Ellerinde “Tam Bağımsız Türkiye İçin Mustafa Kemal
Yürüyüşü” yazılı bez pankart vardı.
20 kilometre yürümüşlerdi ki, önleri kesildi. 15
polis, kanunsuz yürüyüş yaptıkları iddiasıyla gençleri Samsun Emniyet
Müdürlüğü'ne götürdü. Hakim karşısına çıkan öğrencilerden Bozkurt
Nuhoğlu duruşmada “Sayın yargıcım, burada bizi, 24 genci değil,
Mustafa Kemal'i, O'nun ilkelerini yargılıyorsunuz” dedi.

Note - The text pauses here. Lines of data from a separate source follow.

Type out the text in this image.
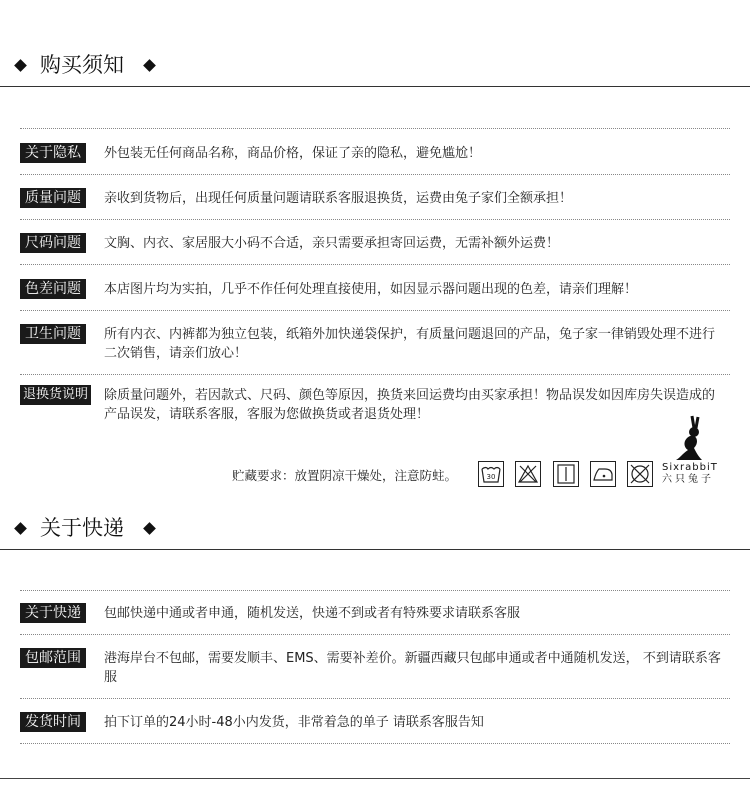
购买须知
关于隐私	外包装无任何商品名称，商品价格，保证了亲的隐私，避免尴尬！
质量问题	亲收到货物后，出现任何质量问题请联系客服退换货，运费由兔子家们全额承担！
尺码问题	文胸、内衣、家居服大小码不合适，亲只需要承担寄回运费，无需补额外运费！
色差问题	本店图片均为实拍，几乎不作任何处理直接使用，如因显示器问题出现的色差，请亲们理解！
卫生问题	所有内衣、内裤都为独立包装，纸箱外加快递袋保护，有质量问题退回的产品，兔子家一律销毁处理不进行二次销售，请亲们放心！
退换货说明 除质量问题外，若因款式、尺码、颜色等原因，换货来回运费均由买家承担！物品误发如因库房失误造成的产品误发，请联系客服，客服为您做换货或者退货处理！
贮藏要求：放置阴凉干燥处，注意防蛀。	30
SixrabbiT
六只兔子
关于快递
关于快递	包邮快递中通或者申通，随机发送，快递不到或者有特殊要求请联系客服
包邮范围	港海岸台不包邮，需要发顺丰、EMS、需要补差价。新疆西藏只包邮申通或者中通随机发送， 不到请联系客服
发货时间	拍下订单的24小时-48小内发货，非常着急的单子 请联系客服告知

Yargıç bu kararlı sözler karşısında elinden kalemi
bırakarak, “Ne bugün, ne de bugünden sonra hiçbir hakim, Mustafa Kemal'i
ve O'nun ilkelerini yargılayamaz” dedi ve Mustafa Kemal Atatürk'e
bağlılığını belirttikten sonra duruşmayı erteledi.
Serbesttiler. Pes etmeyip, türkülerle marşlarla devam ettiler yürüyüşe....
Yolda en büyük desteği öğretmenlerden aldılar. Köylüler
daha yirmili yaşların başındaki bu aydınlık gençleri evlerinde
ağırladı, erzak yardımında bulundu .
Gün geçtikçe 24 sayısı arttı; başta FKF olmak üzere
diğer gençlik örgütleri de yürüyüşe katılmaya başladı.
Yürüyüş tüm namusuyla devam ettikçe dedikodular da
artmaya başladı.
En vurucu palavraları “Yürüyüşçüler Anıtkabir'e girerken bir grup eylem
koyacak. Eylem koyan bu grup taranacak ve o gece darbe olacak!”
iddasıydı.
Günümüzde de ne kadar sık duyduğumuz sözler değil mi?
Dinci basın da provokasyon için çabalayacak, dönemin Bugün adlı gazetesinde şu satırlar yayınlanacaktı:
“Türkiye'deki komünistlerin dilinde “111111” diye bir parola dolaşmaktadır.
Bu nedir? Şifreli laflardan anlayanlara bakarsanız bunun manası
11'inci ayın 11'inci günü, saat 11'de demektir yani, bu tarihte harekete
geçeceklerdir. Daha aylardan önce, bu Kasım'da çok şeyler olacağını
herkes söylüyordu. İşte Kasım geldi çattı. Komünistler serbestçe
teşkilatlanıyor, serbestçe propaganda yapıp, serbestçe ihtilale
hazırlanıyorlar. Sayın Cumhurbaşkanı, Başbakan, Genelkurmay Başkanı, İçişleri Bakanı
ve Milli Güvenlik Kurulu Genel Sekreteri ve Muhalefet liderleri…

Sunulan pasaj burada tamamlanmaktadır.